In the opponent argument, we choose 22 pairs each time, and then compare, so that the comparison after each match, the data size is reduced by half, that is, a total of $\lceil \log n \rceil$ wheel comparison, the loss of these to the maximum number of elements to take out, Make a Find-max, the overhead is $o (\lceil \log n \rceil) $ you can find the second largest!!

This is not a rigorous argument, it just proves that the sector is attainable, and the details are shown here.

**2. Find Max and Min**

It is also possible to use the opponent's argument to conclude that the minimum number of comparisons is $\left\lceil \frac{3}{2}n \right\rceil-2$, which is also shown in the link above

Below, we say how to do it, first 22 paired, a total of $\left\lceil \frac{1}{2}n \right\rceil$ comparison, the winner and the loser in the two groups, and then in two groups to select Max and Min, the price is $2\ Times (\left\lceil \frac{1}{2}n \right\rceil-1) $, so you can get Max and min, the total number of comparisons is $\left\lceil \frac{3}{2}n \right\rceil-2$.

**3. Matrix Search**

This problem has a very good premise, that is we give the $n\times n$ matrix is ordered, in such conditions, we want to find an element $x$ in the matrix, through the opponent argument, we can do linear time $o (n) $.

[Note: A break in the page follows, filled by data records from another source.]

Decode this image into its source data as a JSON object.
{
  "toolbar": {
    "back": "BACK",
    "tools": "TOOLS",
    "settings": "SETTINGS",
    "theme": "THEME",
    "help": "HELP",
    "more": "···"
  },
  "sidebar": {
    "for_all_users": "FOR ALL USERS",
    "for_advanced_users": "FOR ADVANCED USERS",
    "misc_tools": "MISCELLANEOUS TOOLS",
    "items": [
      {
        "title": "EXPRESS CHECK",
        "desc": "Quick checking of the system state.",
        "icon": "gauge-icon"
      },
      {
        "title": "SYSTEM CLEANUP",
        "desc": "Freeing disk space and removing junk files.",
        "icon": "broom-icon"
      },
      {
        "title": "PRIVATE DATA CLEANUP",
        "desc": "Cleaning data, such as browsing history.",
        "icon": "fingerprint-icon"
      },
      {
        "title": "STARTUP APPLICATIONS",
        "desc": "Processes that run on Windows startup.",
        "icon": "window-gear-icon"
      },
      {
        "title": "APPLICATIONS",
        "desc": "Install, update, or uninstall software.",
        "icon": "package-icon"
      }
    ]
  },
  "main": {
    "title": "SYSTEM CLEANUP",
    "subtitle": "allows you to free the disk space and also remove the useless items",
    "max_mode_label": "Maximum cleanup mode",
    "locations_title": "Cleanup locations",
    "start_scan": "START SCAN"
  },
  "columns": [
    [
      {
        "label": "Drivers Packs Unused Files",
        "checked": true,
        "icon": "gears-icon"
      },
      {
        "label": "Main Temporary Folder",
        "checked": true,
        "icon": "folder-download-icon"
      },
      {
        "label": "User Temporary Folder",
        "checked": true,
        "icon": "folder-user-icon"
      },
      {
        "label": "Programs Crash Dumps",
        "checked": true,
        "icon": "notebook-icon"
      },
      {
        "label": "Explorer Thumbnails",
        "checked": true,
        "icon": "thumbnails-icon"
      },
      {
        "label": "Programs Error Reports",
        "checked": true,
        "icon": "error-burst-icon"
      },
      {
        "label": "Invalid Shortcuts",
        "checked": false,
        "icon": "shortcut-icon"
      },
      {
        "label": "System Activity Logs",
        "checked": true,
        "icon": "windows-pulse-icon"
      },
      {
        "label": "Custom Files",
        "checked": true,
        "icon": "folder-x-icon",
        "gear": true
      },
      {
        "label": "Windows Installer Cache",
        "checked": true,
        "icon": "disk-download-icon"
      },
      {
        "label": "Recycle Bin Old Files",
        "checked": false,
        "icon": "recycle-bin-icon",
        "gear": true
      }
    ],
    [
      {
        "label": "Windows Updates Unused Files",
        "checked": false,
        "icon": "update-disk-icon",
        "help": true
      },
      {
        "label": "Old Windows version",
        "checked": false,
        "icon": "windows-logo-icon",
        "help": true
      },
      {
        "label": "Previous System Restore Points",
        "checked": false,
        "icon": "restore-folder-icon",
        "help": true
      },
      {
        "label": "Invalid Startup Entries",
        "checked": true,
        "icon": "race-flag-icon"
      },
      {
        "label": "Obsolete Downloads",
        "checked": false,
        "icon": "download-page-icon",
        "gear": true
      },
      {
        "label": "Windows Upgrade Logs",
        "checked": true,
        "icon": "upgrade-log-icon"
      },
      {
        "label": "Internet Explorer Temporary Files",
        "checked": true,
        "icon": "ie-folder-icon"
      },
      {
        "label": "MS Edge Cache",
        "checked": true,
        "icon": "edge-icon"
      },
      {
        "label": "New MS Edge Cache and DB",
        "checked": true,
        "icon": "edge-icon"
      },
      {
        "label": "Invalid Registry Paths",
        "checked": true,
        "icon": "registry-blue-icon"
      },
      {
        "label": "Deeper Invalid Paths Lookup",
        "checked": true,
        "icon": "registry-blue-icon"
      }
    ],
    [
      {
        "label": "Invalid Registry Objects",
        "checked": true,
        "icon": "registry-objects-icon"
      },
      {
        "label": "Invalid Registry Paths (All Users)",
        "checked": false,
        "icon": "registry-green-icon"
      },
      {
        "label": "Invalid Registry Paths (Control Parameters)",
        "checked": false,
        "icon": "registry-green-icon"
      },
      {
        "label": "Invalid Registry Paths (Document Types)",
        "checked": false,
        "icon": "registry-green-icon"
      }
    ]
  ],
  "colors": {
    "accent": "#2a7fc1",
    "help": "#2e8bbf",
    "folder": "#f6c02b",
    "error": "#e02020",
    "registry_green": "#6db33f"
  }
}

The first is a less efficient method, with a binary search for each row, up to $n$ rows, so the complexity is $o (n\log N) $

Here is a super-witty algorithm, <step-wise linear search > start at the top right, each time the search value $x$ and the upper right corner of the value comparison, if greater than the upper right corner of the value, the direct removal of 1 rows, otherwise, 1 columns are removed. As shown below, the process of finding $x=28$ in a matrix is demonstrated

In the opponent argument, we only need to construct as much as possible a number to find, but always do not meet the conditions, such as the situation can not find the worst case, and the shortest time is the use of this <Step-wise> method. This is the most common way to look at the two-time diagonal, the total number of probes is $n+n-1=2n-1$, so the complexity is $o (n) $.

**4. Horses Select $1^{st}, 2^{nd}, 3^{rd}$**

Problem Description: There are 25 horse races, and there are only 5 tracks in a field, and now you need to pick the fastest top three with as few matches as possible.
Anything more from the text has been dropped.